Buffalo worker and union organizer Jaz Brisack said that Schultz is “coming out of the shadows to lead this fight against the union.” Brisack noted that when the New York workers began their campaign, the company brought out a “Buffalo SWAT team” made up of company executives to fight the union, including Schultz.
Indeed, Starbucks board chair Mellody Hobson said on CNBC on Wednesday that Schultz is “singularly capable of engaging with our people in a way that will make a difference.” During the company shareholder meeting the same day, Hobson said that the company will not take a neutral stance on unionizing, as major shareholders have requested, because it would limit “our ability to speak to our partners in certain ways.”
Starbucks Workers United has asked Schultz to sign onto the group’s “Fair Election Principles” asking for non-interference during the union campaign. Labor Caucus co-chair Rep. Donald Norcross (D-New Jersey) echoed that appeal in the press call on Wednesday. “Howard, do the right thing here,” Norcross said. “Give these workers a voice.”

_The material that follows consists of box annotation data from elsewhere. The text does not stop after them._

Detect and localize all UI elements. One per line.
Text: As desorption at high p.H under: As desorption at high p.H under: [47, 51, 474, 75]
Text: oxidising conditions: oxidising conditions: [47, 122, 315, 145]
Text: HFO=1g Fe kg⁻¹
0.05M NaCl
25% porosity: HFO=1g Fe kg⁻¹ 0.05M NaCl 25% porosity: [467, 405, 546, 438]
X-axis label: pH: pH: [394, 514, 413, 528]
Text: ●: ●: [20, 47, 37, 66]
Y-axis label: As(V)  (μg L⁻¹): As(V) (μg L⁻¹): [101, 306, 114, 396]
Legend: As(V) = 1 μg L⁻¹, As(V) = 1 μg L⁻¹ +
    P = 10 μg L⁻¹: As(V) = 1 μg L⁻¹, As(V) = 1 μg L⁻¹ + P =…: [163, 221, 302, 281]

Though Schultz stepped down from CEO in 2017, he has been involved with the company as executive chairman and traveled to Buffalo last year to convince workers to turn against their then-nascent union campaign. In a speech, Schultz bizarrely compared the company to Holocaust victims and repeatedly referenced workplace issues that unionizing workers had complained about.
Schultz, who likely would have been the U.S. Labor Secretary if Hillary Clinton had won the presidency in 2016, has had a decades-old record of being against unions at Starbucks. In his 1999 memoir about leading the company, Schultz wrote that he views unionization as an affront to him and his leadership. “I was convinced that under my leadership, employees would come to realize that I would listen to their concerns. If they had faith in me and my motives, they wouldn’t need a union,” he wrote. Schultz stepped down as CEO in 2000 and returned from 2008 to 2017.
Starbucks workers have tried to unionize before — drives in the Pacific Northwest in the late 1990s and early 2000s and in New York in the late 2000s faced strong opposition from the company, which was led by Schultz during many of those years. Labor leaders at Seattle Starbucks stores and a local roasting plant that were unionized in the late ‘80s, when Schultz first took ownership of the company, said that Schultz was extremely hostile toward them.
The first time Pam Blauman-Schmitz, local union representative for the United Food and Commercial Workers, visited the plant under Schultz’s leadership in the late ‘80s, “He went ballistic screaming at me, telling me to get out of the plant,” Blauman-Schmitz told The New York Times. “He followed me all the way out.”
However, the current union campaign, which has already led to six unionized stores, is the largest the company has ever faced. About 145 stores have filed to unionize so far, and the filings are coming in at an incredibly fast rate — just a few weeks ago, the union was celebrating having gotten filings from over 100 stores.
As the union campaign has grown, the company’s union-busting moves have gotten bolder. Starbucks recently began cutting hours across the board for employees, a move that workers say is meant to financially and psychologically manipulate pro-union employees.
On Wednesday, workers met with the Congressional Labor Caucus and asked lawmakers to increase the pressure campaign against Starbucks. The company’s stock has fallen over the past six months, and shareholders have asked the company to lighten its stance on the union in part because the campaign has been bad for publicity.
“No workers should go through what we’re going through,” said Brisack. The workers joined the caucus in calling for the passage of the Protecting the Right to Organize (PRO) Act, which would clear the path for unionizing workers in the U.S. and place harsher penalties on union-busting employers.